IG Metall und Arbeitgeber einigten sich im Spitzengespräch über Arbeitszeitverkürzung – ein Streik findet nicht statt

Der Arbeitskampf in der Metallindustrie ist abgewendet. In ihrem zweiten Spitzengespräch einigten sich Vertreter der Gewerkschaften und der Arbeitgeber in der Nacht zum Mittwoch auf einen Kompromiß in der umstrittenen Frage der Arbeitszeitverkürzung. Vom 1. April 1988 an gilt die 37,5-Stunden-Woche, ein Jahr später wird die Arbeitszeit um weitere dreißig Minuten reduziert. Die Löhne und Gehälter steigen in diesem Jahr um 3,7 und im April 1988 um zwei Prozent; weitere zwölf Monate später noch einmal um 2,5 Prozent.

Die Vereinbarung, die Franz Steinkühler von der IG Metall und Werner Stumpfe vom Arbeitgeberverband Gesamtmetall nach langem Ringen trafen, muß jetzt allerdings noch in den Tarifbezirken ausgefüllt werden. Doch die Weichen sind gestellt. Der Konflikt um den zweiten Schritt zur 35-Stunden-Woche wurde ohne Streik und ohne Schlichter gelöst.

Federn haben beide Seiten lassen müssen. Die IG Metall konnte keinen Stufenplan erreichen, mit dem schon jetzt festgeschrieben wurde, wann das endgültige Ziel der Arbeitszeitverkürzung erreicht wird: Sie akzeptierte zudem unterschiedlich lange Beschäftigungszeiten für die Metaller. Die Unternehmer mußten eine weitere Verringerung der wöchentlichen Arbeitsstunden in diesem Jahrzehnt schlucken.

Der Kompromiß, der vor allem der Gewerkschaft nicht leichtgefallen sein dürfte, weil sie den Kampf um die 35-Stunden-Woche jetzt gern hinter sich gebracht hätte, verheißt für die nächsten drei Jahre Ruhe an der Tariffront dieses Wirtschaftszweiges. Eine solche Pause in einer Phase sich abschwächender Konjunktur kann sich als nützlich für beide Seiten erweisen.

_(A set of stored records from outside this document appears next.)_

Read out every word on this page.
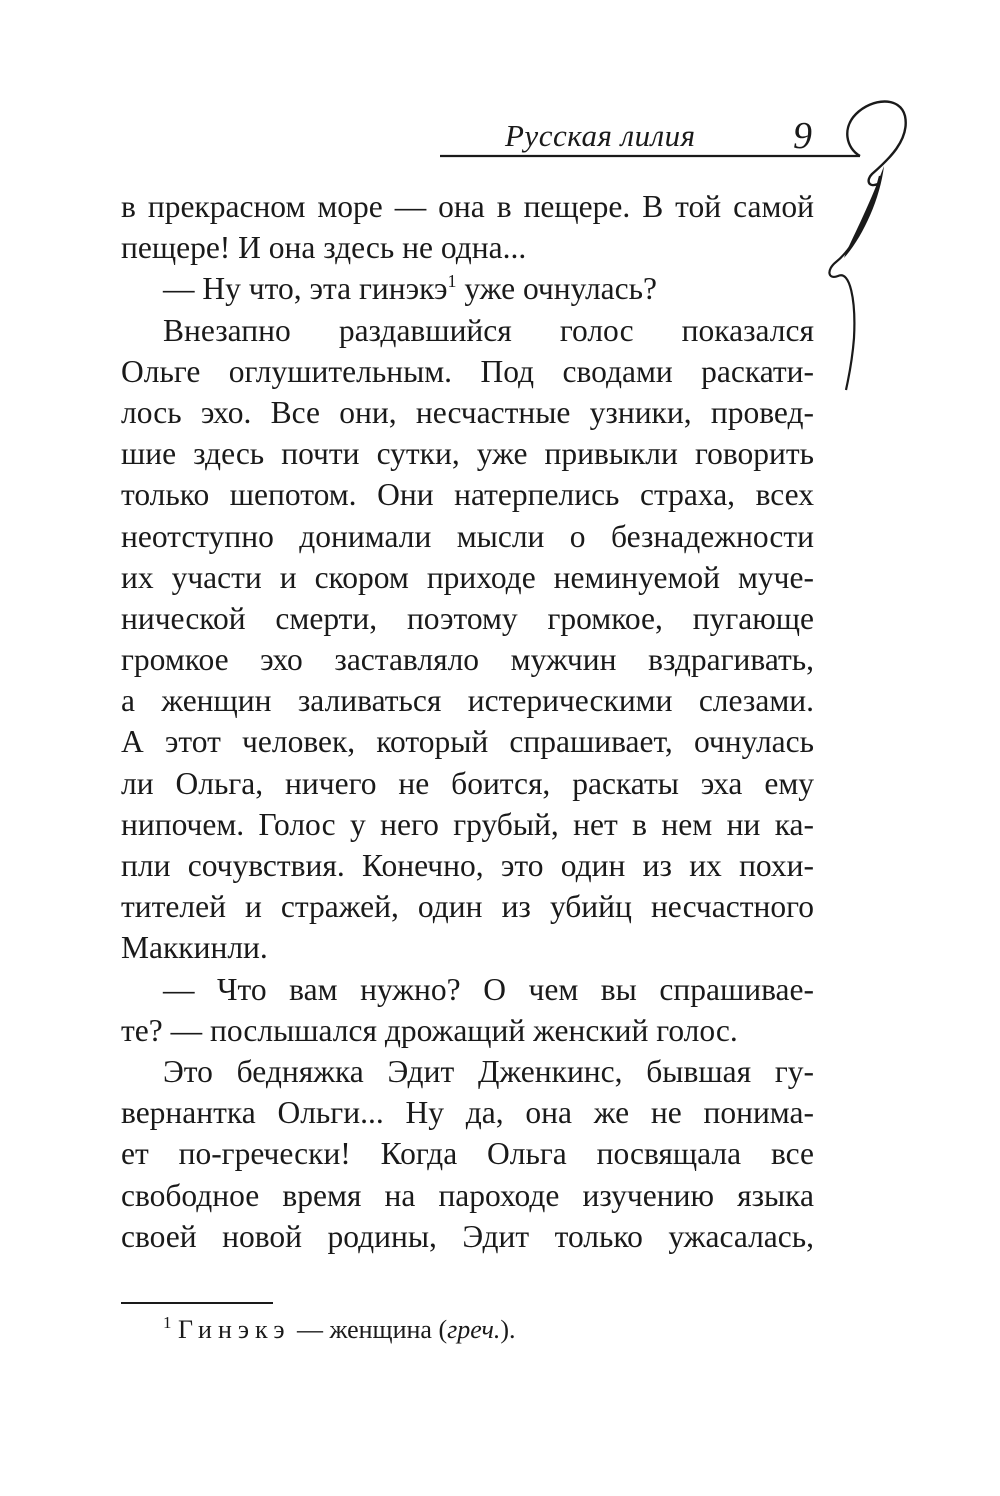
Русская лилия	9
в прекрасном море — она в пещере. В той самой
пещере! И она здесь не одна...
— Ну что, эта гинэкэ$^1$ уже очнулась?
Внезапно раздавшийся голос показался
Ольге оглушительным. Под сводами раскати-
лось эхо. Все они, несчастные узники, провед-
шие здесь почти сутки, уже привыкли говорить
только шепотом. Они натерпелись страха, всех
неотступно донимали мысли о безнадежности
их участи и скором приходе неминуемой муче-
нической смерти, поэтому громкое, пугающе
громкое эхо заставляло мужчин вздрагивать,
а женщин заливаться истерическими слезами.
А этот человек, который спрашивает, очнулась
ли Ольга, ничего не боится, раскаты эха ему
нипочем. Голос у него грубый, нет в нем ни ка-
пли сочувствия. Конечно, это один из их похи-
тителей и стражей, один из убийц несчастного
Маккинли.
— Что вам нужно? О чем вы спрашивае-
те? — послышался дрожащий женский голос.
Это бедняжка Эдит Дженкинс, бывшая гу-
вернантка Ольги... Ну да, она же не понима-
ет по-гречески! Когда Ольга посвящала все
свободное время на пароходе изучению языка
своей новой родины, Эдит только ужасалась,
$^1$ Гинэкэ — женщина (греч.).
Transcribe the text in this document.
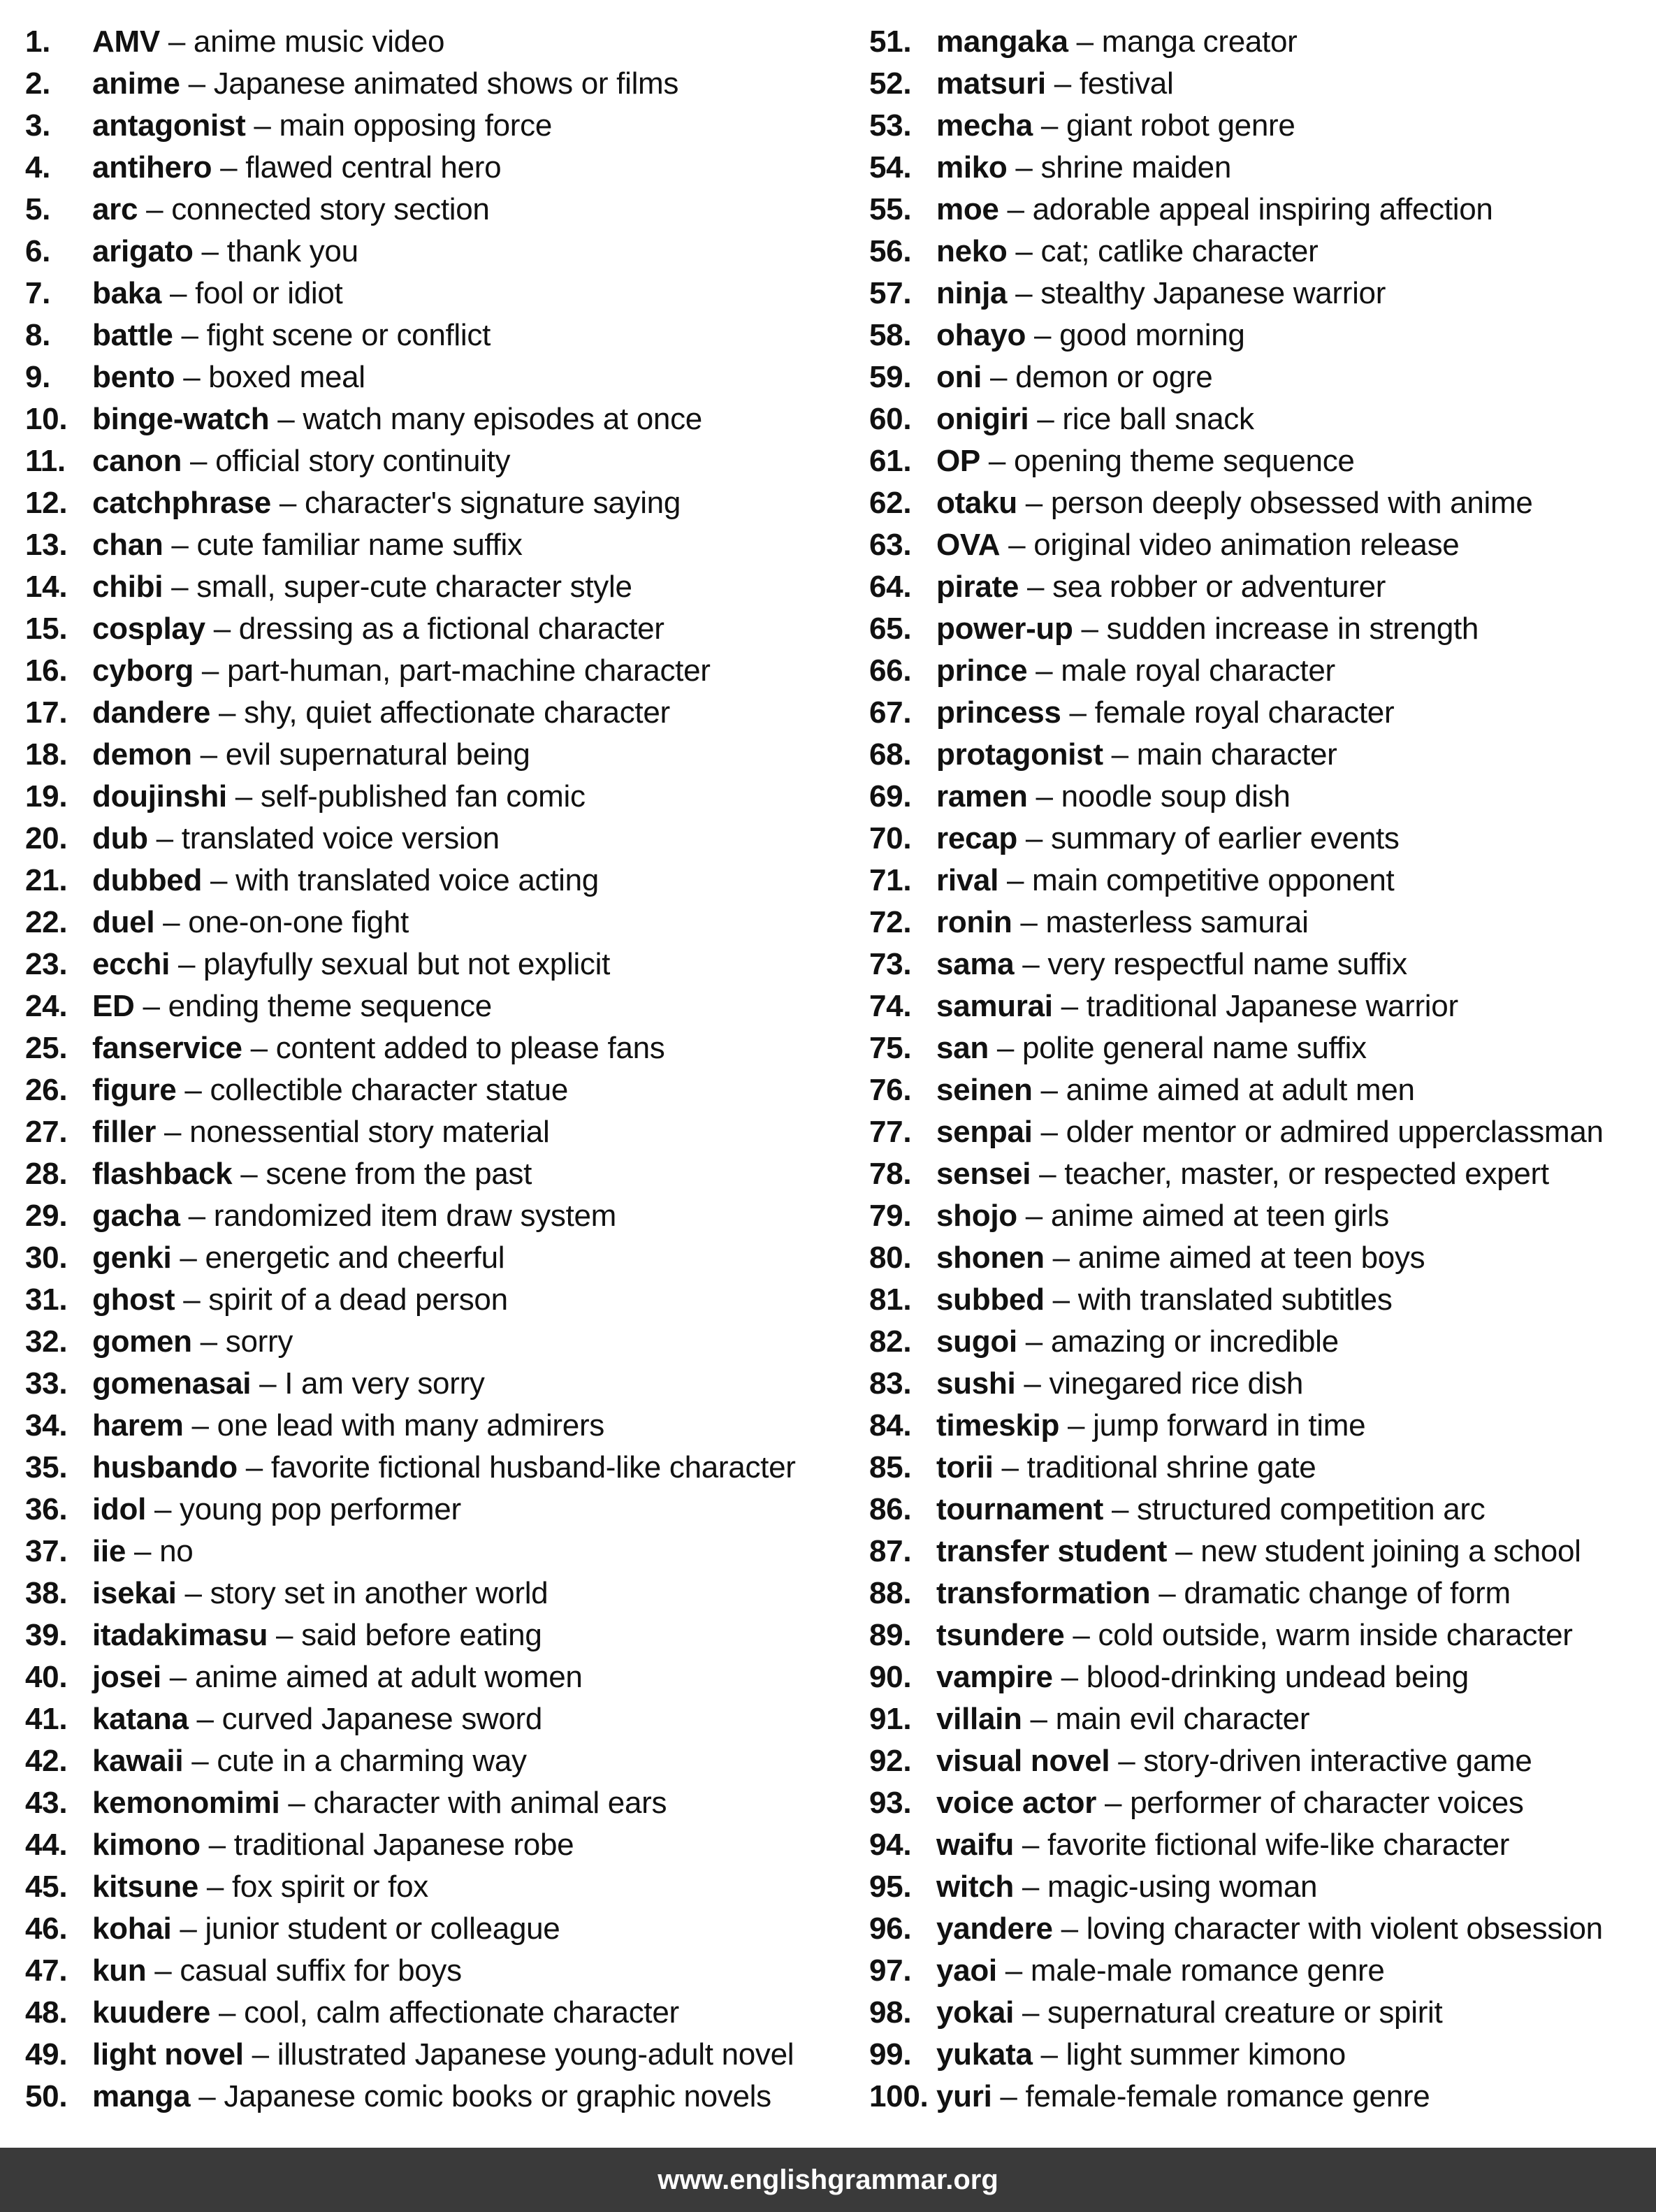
1.	AMV – anime music video
2.	anime – Japanese animated shows or films
3.	antagonist – main opposing force
4.	antihero – flawed central hero
5.	arc – connected story section
6.	arigato – thank you
7.	baka – fool or idiot
8.	battle – fight scene or conflict
9.	bento – boxed meal
10. binge-watch – watch many episodes at once
11. canon – official story continuity
12. catchphrase – character's signature saying
13. chan – cute familiar name suffix
14. chibi – small, super-cute character style
15. cosplay – dressing as a fictional character
16. cyborg – part-human, part-machine character
17. dandere – shy, quiet affectionate character
18. demon – evil supernatural being
19. doujinshi – self-published fan comic
20. dub – translated voice version
21. dubbed – with translated voice acting
22. duel – one-on-one fight
23. ecchi – playfully sexual but not explicit
24. ED – ending theme sequence
25. fanservice – content added to please fans
26. figure – collectible character statue
27. filler – nonessential story material
28. flashback – scene from the past
29. gacha – randomized item draw system
30. genki – energetic and cheerful
31. ghost – spirit of a dead person
32. gomen – sorry
33. gomenasai – I am very sorry
34. harem – one lead with many admirers
35. husbando – favorite fictional husband-like character
36. idol – young pop performer
37. iie – no
38. isekai – story set in another world
39. itadakimasu – said before eating
40. josei – anime aimed at adult women
41. katana – curved Japanese sword
42. kawaii – cute in a charming way
43. kemonomimi – character with animal ears
44. kimono – traditional Japanese robe
45. kitsune – fox spirit or fox
46. kohai – junior student or colleague
47. kun – casual suffix for boys
48. kuudere – cool, calm affectionate character
49. light novel – illustrated Japanese young-adult novel
50. manga – Japanese comic books or graphic novels
51. mangaka – manga creator
52. matsuri – festival
53. mecha – giant robot genre
54. miko – shrine maiden
55. moe – adorable appeal inspiring affection
56. neko – cat; catlike character
57. ninja – stealthy Japanese warrior
58. ohayo – good morning
59. oni – demon or ogre
60. onigiri – rice ball snack
61. OP – opening theme sequence
62. otaku – person deeply obsessed with anime
63. OVA – original video animation release
64. pirate – sea robber or adventurer
65. power-up – sudden increase in strength
66. prince – male royal character
67. princess – female royal character
68. protagonist – main character
69. ramen – noodle soup dish
70. recap – summary of earlier events
71. rival – main competitive opponent
72. ronin – masterless samurai
73. sama – very respectful name suffix
74. samurai – traditional Japanese warrior
75. san – polite general name suffix
76. seinen – anime aimed at adult men
77. senpai – older mentor or admired upperclassman
78. sensei – teacher, master, or respected expert
79. shojo – anime aimed at teen girls
80. shonen – anime aimed at teen boys
81. subbed – with translated subtitles
82. sugoi – amazing or incredible
83. sushi – vinegared rice dish
84. timeskip – jump forward in time
85. torii – traditional shrine gate
86. tournament – structured competition arc
87. transfer student – new student joining a school
88. transformation – dramatic change of form
89. tsundere – cold outside, warm inside character
90. vampire – blood-drinking undead being
91. villain – main evil character
92. visual novel – story-driven interactive game
93. voice actor – performer of character voices
94. waifu – favorite fictional wife-like character
95. witch – magic-using woman
96. yandere – loving character with violent obsession
97. yaoi – male-male romance genre
98. yokai – supernatural creature or spirit
99. yukata – light summer kimono
100. yuri – female-female romance genre
www.englishgrammar.org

Sie gibt der Gewerkschaft Zeit, sich all den dringenden Problemen zu widmen, die durch die neuen Techniken an den Arbeitsplätzen und die Veränderungen in der Gesellschaft entstanden sind. Und die Unternehmer können ihre Personalkosten über einen ungewöhnlich langen Zeitraum planen. Geht es freilich inzwischen wieder aufwärts mit der Konjunktur, droht die Gefahr einer Nachschlagsdiskussion. Doch damit rechnet derzeit wohl niemand.

Die Pause könnten Franz Steinkühler und Werner Stumpfe aber auch nutzen, um das frostige Klima zwischen ihren Organisationen wieder zu verbessern. Allzu lange schon herrscht Sprachlosigkeit zwischen den Verbänden. Die Fronten der Arbeitgeber und Gewerkschaften haben sich in den vergangenen Jahren zunehmend verhärtet. Abseits der offiziell notwendigen Begegnungen lief nichts. Und das, was man sich zu sagen hatte, wurde über die Medien transportiert – gerade so, als ob das Telephon noch nicht erfunden sei.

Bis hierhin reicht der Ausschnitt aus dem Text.